Food allergies occur when the immune system identifies the proteins in a particular food as harmful to the body, subsequently reacting to try to "fight off" the "harmful" proteins (which are in fact harmless). Garlic allergies are not very common but are especially inconvenient to chefs who have to handle garlic on a regular basis. Allergic reactions don't occur only when you consume a food allergen but may also occur when you handle it or even breathe in particles of it.

Some symptoms of a garlic allergy include:

  • Itching or swelling of the mouth, tongue or lips
  • Skin reactions (eczema, hives, swelling and redness of the extremities or face)
  • Gastrointestinal symptoms (abdominal pain, nausea, vomiting, diarrhea)
  • Respiratory symptoms (runny or stuffy nose, coughing, sneezing, wheezing, difficulty breathing)
  • Cardiovascular symptoms (drop in blood pressure, lightheadedness, fainting)

If you experience symptoms of anaphylaxis, which include nausea, vomiting, weak or rapid pulse, difficulty breathing, confusion and loss of consciousness, seek immediate medical attention, as this can be fatal.
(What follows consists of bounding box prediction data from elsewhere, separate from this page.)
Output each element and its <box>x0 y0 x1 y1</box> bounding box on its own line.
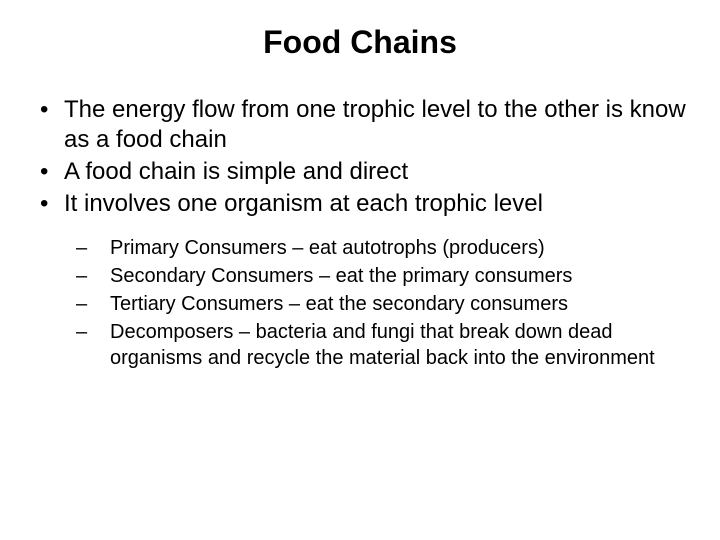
bullet-item: • A food chain is simple and direct <box>30 157 690 187</box>
dash-symbol: – <box>76 235 110 261</box>
bullet-symbol: • <box>30 189 64 219</box>
bullet-item: • It involves one organism at each troph… <box>30 189 690 219</box>
sub-bullet-text: Decomposers – bacteria and fungi that br… <box>110 319 690 371</box>
sub-bullet-text: Secondary Consumers – eat the primary co… <box>110 263 690 289</box>
dash-symbol: – <box>76 291 110 317</box>
sub-bullet-item: – Primary Consumers – eat autotrophs (pr… <box>30 235 690 261</box>
sub-bullet-list: – Primary Consumers – eat autotrophs (pr… <box>30 235 690 371</box>
dash-symbol: – <box>76 319 110 345</box>
bullet-symbol: • <box>30 95 64 125</box>
sub-bullet-item: – Tertiary Consumers – eat the secondary… <box>30 291 690 317</box>
bullet-text: It involves one organism at each trophic… <box>64 189 690 219</box>
bullet-list: • The energy flow from one trophic level… <box>30 95 690 219</box>
sub-bullet-text: Primary Consumers – eat autotrophs (prod… <box>110 235 690 261</box>
slide-title: Food Chains <box>30 24 690 61</box>
bullet-item: • The energy flow from one trophic level… <box>30 95 690 155</box>
bullet-symbol: • <box>30 157 64 187</box>
sub-bullet-item: – Secondary Consumers – eat the primary … <box>30 263 690 289</box>
bullet-text: The energy flow from one trophic level t… <box>64 95 690 155</box>
dash-symbol: – <box>76 263 110 289</box>
bullet-text: A food chain is simple and direct <box>64 157 690 187</box>
sub-bullet-item: – Decomposers – bacteria and fungi that … <box>30 319 690 371</box>
sub-bullet-text: Tertiary Consumers – eat the secondary c… <box>110 291 690 317</box>
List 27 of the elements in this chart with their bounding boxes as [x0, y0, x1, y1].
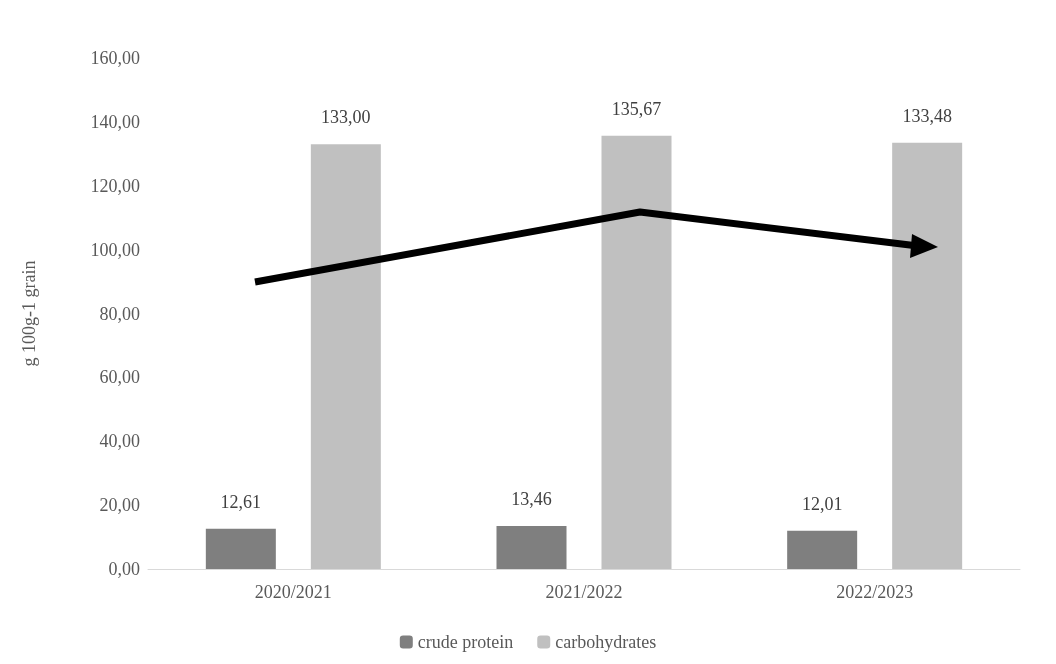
data-label: 135,67 — [611, 98, 662, 119]
data-label: 12,61 — [220, 491, 262, 512]
y-axis-title: g 100g-1 grain — [19, 260, 39, 367]
bar — [787, 530, 858, 569]
y-tick-label: 140,00 — [90, 111, 140, 132]
y-tick-label: 20,00 — [99, 495, 140, 516]
data-label: 13,46 — [511, 489, 552, 510]
y-tick-label: 0,00 — [108, 559, 140, 579]
y-tick-label: 120,00 — [90, 175, 140, 196]
data-label: 133,48 — [902, 105, 952, 126]
y-tick-label: 100,00 — [90, 239, 140, 260]
y-tick-label: 60,00 — [99, 367, 140, 388]
y-tick-label: 80,00 — [99, 303, 140, 324]
y-tick-label: 160,00 — [90, 48, 140, 68]
data-label: 12,01 — [801, 493, 843, 514]
y-tick-label: 40,00 — [99, 431, 140, 452]
bar — [892, 142, 963, 569]
bar — [601, 135, 672, 569]
x-tick-label: 2022/2023 — [836, 582, 914, 602]
bar — [496, 526, 567, 569]
legend-label: carbohydrates — [555, 632, 657, 652]
data-label: 133,00 — [321, 107, 371, 128]
legend-label: crude protein — [417, 632, 514, 652]
bar — [205, 528, 276, 569]
bar — [310, 144, 381, 569]
x-tick-label: 2020/2021 — [254, 582, 332, 602]
x-tick-label: 2021/2022 — [545, 582, 623, 602]
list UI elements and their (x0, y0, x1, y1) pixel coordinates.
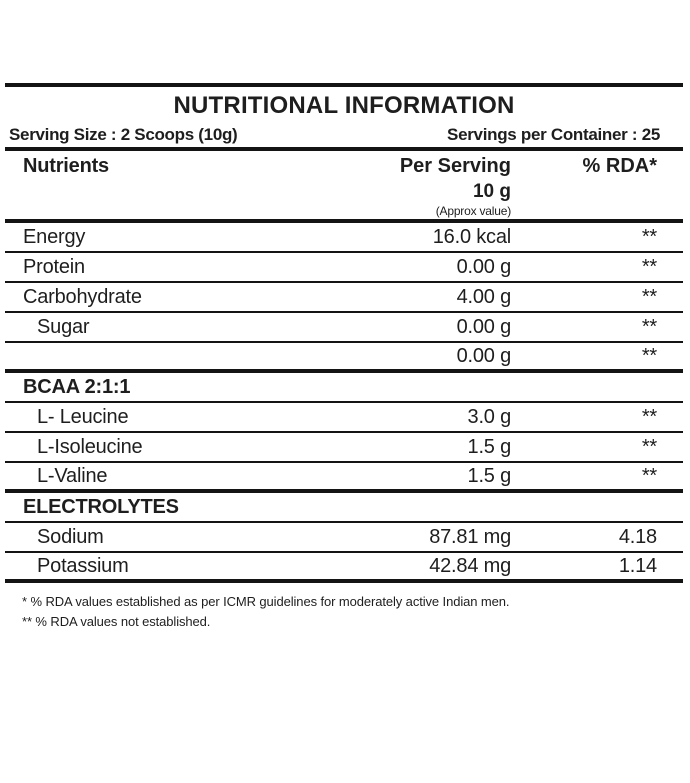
rda-value: ** (641, 345, 657, 367)
table-row: L-Valine 1.5 g ** (5, 463, 683, 493)
rda-value: ** (641, 316, 657, 338)
footnote-rda-not-established: ** % RDA values not established. (22, 614, 211, 629)
table-header-row: Nutrients Per Serving 10 g (Approx value… (5, 151, 683, 219)
nutrients-table-body: Energy 16.0 kcal ** Protein 0.00 g ** Ca… (5, 223, 683, 583)
nutrient-name: BCAA 2:1:1 (23, 376, 131, 398)
nutrient-name: L-Isoleucine (37, 436, 143, 458)
rda-value: 1.14 (618, 555, 657, 577)
table-row: BCAA 2:1:1 (5, 373, 683, 403)
table-row: Sodium 87.81 mg 4.18 (5, 523, 683, 553)
table-row: Sugar 0.00 g ** (5, 313, 683, 343)
table-row: ELECTROLYTES (5, 493, 683, 523)
nutrient-name: Sugar (37, 316, 90, 338)
nutrient-name: Protein (23, 256, 85, 278)
per-serving-value: 0.00 g (456, 345, 512, 367)
rda-value: ** (641, 226, 657, 248)
nutrient-name: Sodium (37, 526, 104, 548)
top-divider (5, 83, 683, 87)
table-row: Carbohydrate 4.00 g ** (5, 283, 683, 313)
per-serving-value: 0.00 g (456, 316, 512, 338)
table-row: Potassium 42.84 mg 1.14 (5, 553, 683, 583)
column-header-per-serving: Per Serving 10 g (Approx value) (361, 151, 511, 219)
column-header-nutrients: Nutrients (23, 155, 109, 177)
table-row: Energy 16.0 kcal ** (5, 223, 683, 253)
nutrient-name: Potassium (37, 555, 129, 577)
per-serving-value: 1.5 g (467, 436, 512, 458)
per-serving-value: 42.84 mg (429, 555, 511, 577)
nutrient-name: L-Valine (37, 465, 108, 487)
table-row: Protein 0.00 g ** (5, 253, 683, 283)
serving-size-label: Serving Size : 2 Scoops (10g) (9, 125, 238, 144)
rda-value: ** (641, 465, 657, 487)
serving-amount-label: 10 g (472, 181, 511, 202)
per-serving-value: 1.5 g (467, 465, 512, 487)
page-title: NUTRITIONAL INFORMATION (173, 92, 515, 119)
footnote-rda-established: * % RDA values established as per ICMR g… (22, 594, 510, 609)
rda-value: 4.18 (618, 526, 657, 548)
nutrient-name: Carbohydrate (23, 286, 142, 308)
per-serving-value: 87.81 mg (429, 526, 511, 548)
nutrient-name: Energy (23, 226, 86, 248)
table-row: L-Isoleucine 1.5 g ** (5, 433, 683, 463)
nutrient-name: L- Leucine (37, 406, 129, 428)
per-serving-value: 3.0 g (467, 406, 512, 428)
footnotes: * % RDA values established as per ICMR g… (5, 583, 683, 632)
rda-value: ** (641, 436, 657, 458)
rda-value: ** (641, 256, 657, 278)
table-row: 0.00 g ** (5, 343, 683, 373)
nutrient-name: ELECTROLYTES (23, 496, 179, 518)
nutrition-label: NUTRITIONAL INFORMATION Serving Size : 2… (5, 83, 683, 632)
rda-value: ** (641, 286, 657, 308)
header-bottom-divider (5, 219, 683, 223)
per-serving-value: 0.00 g (456, 256, 512, 278)
per-serving-value: 16.0 kcal (432, 226, 511, 248)
header-top-divider (5, 147, 683, 151)
serving-info-row: Serving Size : 2 Scoops (10g) Servings p… (5, 123, 683, 147)
servings-per-container-label: Servings per Container : 25 (447, 125, 660, 144)
table-row: L- Leucine 3.0 g ** (5, 403, 683, 433)
column-header-rda: % RDA* (582, 155, 657, 177)
rda-value: ** (641, 406, 657, 428)
per-serving-value: 4.00 g (456, 286, 512, 308)
per-serving-label: Per Serving (399, 155, 511, 177)
approx-value-note: (Approx value) (435, 204, 511, 218)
Anaphylaxis is a fairly rare reaction to a garlic allergy but has been known to happen. If you have a severe allergy to garlic you may need to carry epinephrine with you so you can treat yourself in case you come into contact with garlic at any point.

If you have symptoms of a garlic allergy you should see an allergist for proper diagnosis and treatment. Most commercially available gloves are penetrable and will not protect you from an allergic reaction to garlic. If you need to handle garlic you should find out if there is a medication your allergist can prescribe to help you manage your allergy.